Counter-intuitive stochastic behavior of simple gene circuits with negative feedback

Abstract

It has often been taken for granted that negative feedback loops in gene regulation work as homeostatic control mechanisms. If one increases the regulation strength a less noisy signal is to be expected. However, recent theoretical studies have reported the exact contrary, counter-intuitive observation, which has left a question mark over the relationship between negative feedback loops and noise. We explore and systematically analyze several minimal models of gene regulation, where a transcriptional repressor negatively regulates its own expression. For models including a quasi-steady-state assumption, we identify processes that buffer noise change (RNA polymerase binding) or accentuate it (repressor dimerization) alongside increasing feedback strength. Moreover, we show that lumping together transcription and translation in simplified models clearly underestimates the impact of negative feedback strength on the system's noise. In contrast, in systems without a quasi-steady-state assumption, noise always increases with negative feedback strength. Hence, subtle mathematical properties and model assumptions yield different types of noise profiles and, by consequence, previous studies have simultaneously reported decrease, increase or persistence of noise levels with increasing feedback. We discuss our findings in terms of separation of timescales and time correlations between molecular species distributions, extending current theoretical findings on the topic and allowing us to propose what we believe new ways to better characterize noise.

Figure 1

The basic modules of gene regulation modeling including (A) RNA polymerase binding to the gene, (B) making a clear distinction between mRNA transcription and protein translation, and (C) including repressor dimerization.

Figure 2

(A and B) Feedback-dependent noise of the RNAP + DM module. (C–H) Correlation behavior of the TT module.
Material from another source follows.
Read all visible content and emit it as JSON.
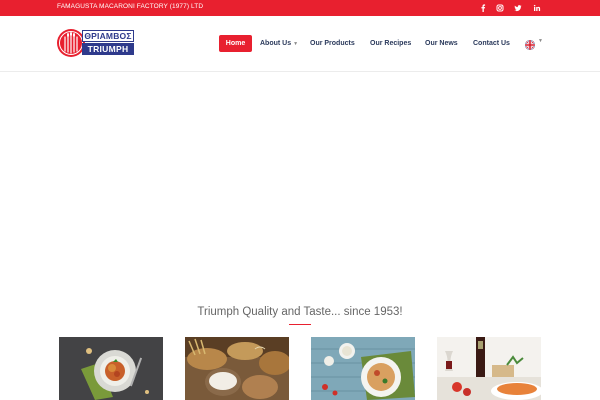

Initial TF levels were fixed by tuning the (A) RNA polymerase binding rate (k₅), (B) TF dimerization rate (k₉), (C and F) mRNA degradation rate (k₇), (D and G) the protein translation rate (k₈), and (E and H) the protein degradation rate (k₄), respectively. Colors show the log₁₀(CV) of protein numbers (A–E) and time correlations between mRNA and TF (F–H). White crosses indicate cases where all kinetic parameters are within typical biological ranges.

Figure 3

Protein and mRNA time courses in the TT module, portraying TF (A and B) multimodal behavior and (C and D) bust-like synthesis, using a feedback of α = 10¹³ in parameter set 2 and initial TF level of 100 molecules. FSP analysis (E), with fixed feedback α = 10¹⁰ (solid line) and α = 10¹⁵ (dotted line). Probabilities are evaluated for times between 10² and 10¹⁵ s, time represented in log scale. Labels refer to the probability of having 0 (cross), 1 (circle), and 2 (dot) molecules of mRNA, respectively.

Figure 4

Feedback-dependent noise (CV) and correlation behavior of the TT module, without a QSS assumption. All labels are identical to Fig. 2, C–H.

Figure 5

Summary of observed CV behavior as negative feedback strength is increased. Observations were classified according to the model and whether a QSS assumption was included or not. Tuned kinetic rates are specified in each box; arrows indicate the form of dependency. Round/squared brackets show positive/negative time correlation of TF and mRNA time courses, double brackets portray mild correlations. The lower panel shows rate parameterization behavior with increasing feedback.